The prime minister said the EU was trying to distribute migrants who had been unjustifiably allowed entry into Western Europe among countries that had refused to let them in, like Hungary.

Hungary’s proposal is that rather than being distributed among member states, migrants should be moved out of Europe, he said.

Orbán also said that the “illusion of mass integration” had failed. “It’s painful to say that as good as mass integration may look on paper and in textbooks, the truth is that it doesn’t work,” he said.
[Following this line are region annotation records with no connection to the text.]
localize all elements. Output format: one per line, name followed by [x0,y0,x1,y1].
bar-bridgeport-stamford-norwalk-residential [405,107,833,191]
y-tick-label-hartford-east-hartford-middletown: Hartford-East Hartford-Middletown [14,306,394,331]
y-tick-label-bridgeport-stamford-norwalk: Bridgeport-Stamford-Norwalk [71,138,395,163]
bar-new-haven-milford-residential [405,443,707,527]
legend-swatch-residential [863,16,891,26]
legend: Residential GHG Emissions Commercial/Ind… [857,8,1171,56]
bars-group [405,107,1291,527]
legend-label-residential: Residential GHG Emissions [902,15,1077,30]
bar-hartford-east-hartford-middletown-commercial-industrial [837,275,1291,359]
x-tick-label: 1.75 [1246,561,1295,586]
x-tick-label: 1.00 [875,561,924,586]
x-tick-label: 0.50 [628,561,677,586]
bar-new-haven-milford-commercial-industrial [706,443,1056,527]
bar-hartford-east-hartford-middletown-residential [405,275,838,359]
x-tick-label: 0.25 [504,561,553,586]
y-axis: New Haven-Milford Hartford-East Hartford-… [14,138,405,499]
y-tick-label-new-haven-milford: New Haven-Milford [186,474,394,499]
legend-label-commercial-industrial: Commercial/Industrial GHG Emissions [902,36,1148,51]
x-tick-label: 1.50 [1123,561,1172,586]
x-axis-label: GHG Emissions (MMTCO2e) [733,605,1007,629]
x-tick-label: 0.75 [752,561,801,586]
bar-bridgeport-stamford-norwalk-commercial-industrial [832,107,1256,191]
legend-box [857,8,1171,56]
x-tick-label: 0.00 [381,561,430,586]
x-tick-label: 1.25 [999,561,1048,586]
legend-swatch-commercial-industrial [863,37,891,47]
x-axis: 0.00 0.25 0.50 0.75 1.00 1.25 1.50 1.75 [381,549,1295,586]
Instead, parallel societies are created with rising crime rates and deteriorating public safety, the threat of terrorism and terrorist attacks, he argued.

Orbán said only Europe could decide on its own future. “And by this Europe we don’t mean Brussels or European leaders but rather the community of European citizens,” the prime minister said.

“But Europe has stopped asking its people for their opinions.” He said there was a broad consensus in Hungary on the need to protect the country’s migration policy and economic independence from EU intervention.

Assessing the results of the government’s nationwide survey, Orbán said the Hungarian people had confirmed that they want Hungary to be free to shape its own economic policy.

“We must keep the regulation of taxes and energy prices in our hands and must not let these competences be transferred” to Brussels, he said. Hungarians do not want to accept illegal migrants, “not a single one, not even temporarily or in any way at all”, he insisted.

He said that “as long as there are jobless Hungarians, others should not be given employment”. He suggested that the community itself take care of “even the hardest of least appreciated work” rather than “pass on” menial jobs to immigrants.

“If we want to make Hungary a strong nation we must ensure employment for everyone and appreciate any job,” Orbán added.

Hungarians do not want to give Brussels control over Hungary, Orbán said.

They do not want to give any more powers or transfer more competences to Brussels than those laid out in Hungary’s treaty of accession, he added.